September 7th, 2010 by Zachary Shahan
Fox thought to be extinct found in California.
Three weeks ago, U.S. Forest Service biologists thought they found a fox in the mountains of central California that is supposed to be extinct.
The biologists looked to experts at the University of California, Davis to confirm this finding. Sure enough, the fox they stumbled across was this thought-to-be-extinct fox, a Sierra Nevada red fox (Vulpes vulpes necator).
How the Sierra Nevada Red Fox Was Found & Identified
Photographs of the fox were taken by a Forest Service trail camera near Sonora Pass and showed the fox biting a bait bag of chicken scraps. The bait bag was shipped to two expert wildlife genetics researchers working in the UC Davis Veterinary Genetics Laboratory, Ben Sacks and Mark Statham. Regarding these researchers, UC Davis writes: “Since 2006, they have radically altered our understanding of red foxes in California, supplying information crucial to conservation efforts.”
Analyzing DNA from saliva they scraped off the tooth punctures on the bag, Sacks and Statham confirmed that the spotted fox was definitely a Sierra Nevada red fox.
“This is the most exciting animal discovery we have had in California since the wolverine in the Sierra two years ago — only this time, the unexpected critter turned out to be home-grown, which is truly big news,” Sacks said. (The wolverine found in the Sierra Nevada “was an immigrant from Wyoming,” UC Davis reported.)
California Red Fox Research and Findings
Sacks and his colleagues are leaders in California red fox research. Some of their key research and findings are as follows:
Four years ago, Sacks began analyzing California red fox DNA collected from scat, hair and saliva from live animals, and skin and bones from museum specimens. Until then, the expert consensus was that any red fox in the Central Valley and coastal regions of the state was a descendant of Eastern red foxes (V.v. fulva) brought here in the 1860s for hunting and fur farms.
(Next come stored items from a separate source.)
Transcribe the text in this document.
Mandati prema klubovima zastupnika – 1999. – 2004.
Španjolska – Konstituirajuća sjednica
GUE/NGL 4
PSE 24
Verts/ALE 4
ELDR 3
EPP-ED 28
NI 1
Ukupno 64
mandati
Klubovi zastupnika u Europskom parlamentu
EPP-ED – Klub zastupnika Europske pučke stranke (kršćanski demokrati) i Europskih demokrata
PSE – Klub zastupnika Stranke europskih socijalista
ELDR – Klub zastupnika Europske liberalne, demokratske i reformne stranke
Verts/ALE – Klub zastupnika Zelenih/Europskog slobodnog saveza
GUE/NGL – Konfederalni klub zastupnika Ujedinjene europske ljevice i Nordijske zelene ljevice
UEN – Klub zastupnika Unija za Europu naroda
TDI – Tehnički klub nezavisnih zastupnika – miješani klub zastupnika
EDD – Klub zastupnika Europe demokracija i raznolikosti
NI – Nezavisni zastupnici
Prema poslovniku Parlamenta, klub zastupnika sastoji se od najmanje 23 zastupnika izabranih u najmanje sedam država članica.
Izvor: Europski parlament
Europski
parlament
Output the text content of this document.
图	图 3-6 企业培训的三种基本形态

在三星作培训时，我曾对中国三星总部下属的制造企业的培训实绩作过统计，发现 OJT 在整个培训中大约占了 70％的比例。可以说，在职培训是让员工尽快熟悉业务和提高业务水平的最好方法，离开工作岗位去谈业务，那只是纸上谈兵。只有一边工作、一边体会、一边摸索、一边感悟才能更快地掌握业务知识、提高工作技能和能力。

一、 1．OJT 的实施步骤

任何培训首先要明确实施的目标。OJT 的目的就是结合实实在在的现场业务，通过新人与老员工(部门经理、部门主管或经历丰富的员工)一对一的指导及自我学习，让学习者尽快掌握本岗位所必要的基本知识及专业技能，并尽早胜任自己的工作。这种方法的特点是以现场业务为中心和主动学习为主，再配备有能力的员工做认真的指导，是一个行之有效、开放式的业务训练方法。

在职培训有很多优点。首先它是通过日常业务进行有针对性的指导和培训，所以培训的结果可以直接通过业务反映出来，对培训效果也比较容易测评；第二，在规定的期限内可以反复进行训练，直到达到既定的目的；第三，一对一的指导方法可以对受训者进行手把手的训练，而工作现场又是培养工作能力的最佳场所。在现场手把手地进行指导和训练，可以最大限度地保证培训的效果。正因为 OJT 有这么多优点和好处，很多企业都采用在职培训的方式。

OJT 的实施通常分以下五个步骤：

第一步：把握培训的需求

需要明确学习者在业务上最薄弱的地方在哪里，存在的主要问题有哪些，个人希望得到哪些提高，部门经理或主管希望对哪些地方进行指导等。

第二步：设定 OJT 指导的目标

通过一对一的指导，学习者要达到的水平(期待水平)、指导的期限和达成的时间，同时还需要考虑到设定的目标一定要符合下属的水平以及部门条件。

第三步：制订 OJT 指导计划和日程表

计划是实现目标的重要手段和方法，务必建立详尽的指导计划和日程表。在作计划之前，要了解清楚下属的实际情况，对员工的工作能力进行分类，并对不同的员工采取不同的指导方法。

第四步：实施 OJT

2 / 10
Sacks and his colleagues have confirmed that red fox populations in coastal lowlands, the San Joaquin Valley and Southern California were indeed introduced from the eastern United States (and Alaska). But they have also shown that:
* There are native California red foxes still living in the Sierra Nevada.
* The native red foxes in the Sacramento Valley (V.v. patwin) are a subspecies genetically distinct from those in the Sierra.
* The two native California subspecies, along with Rocky Mountain and Cascade red foxes (V.v. macroura and V. v. cascadensis), formed a single large western population until the end of the last ice age, when the three mountain subspecies followed receding glaciers up to mountaintops, leaving the Sacramento Valley red fox isolated at low
With so many species going extinct these days, it is great to see one “coming back to life.”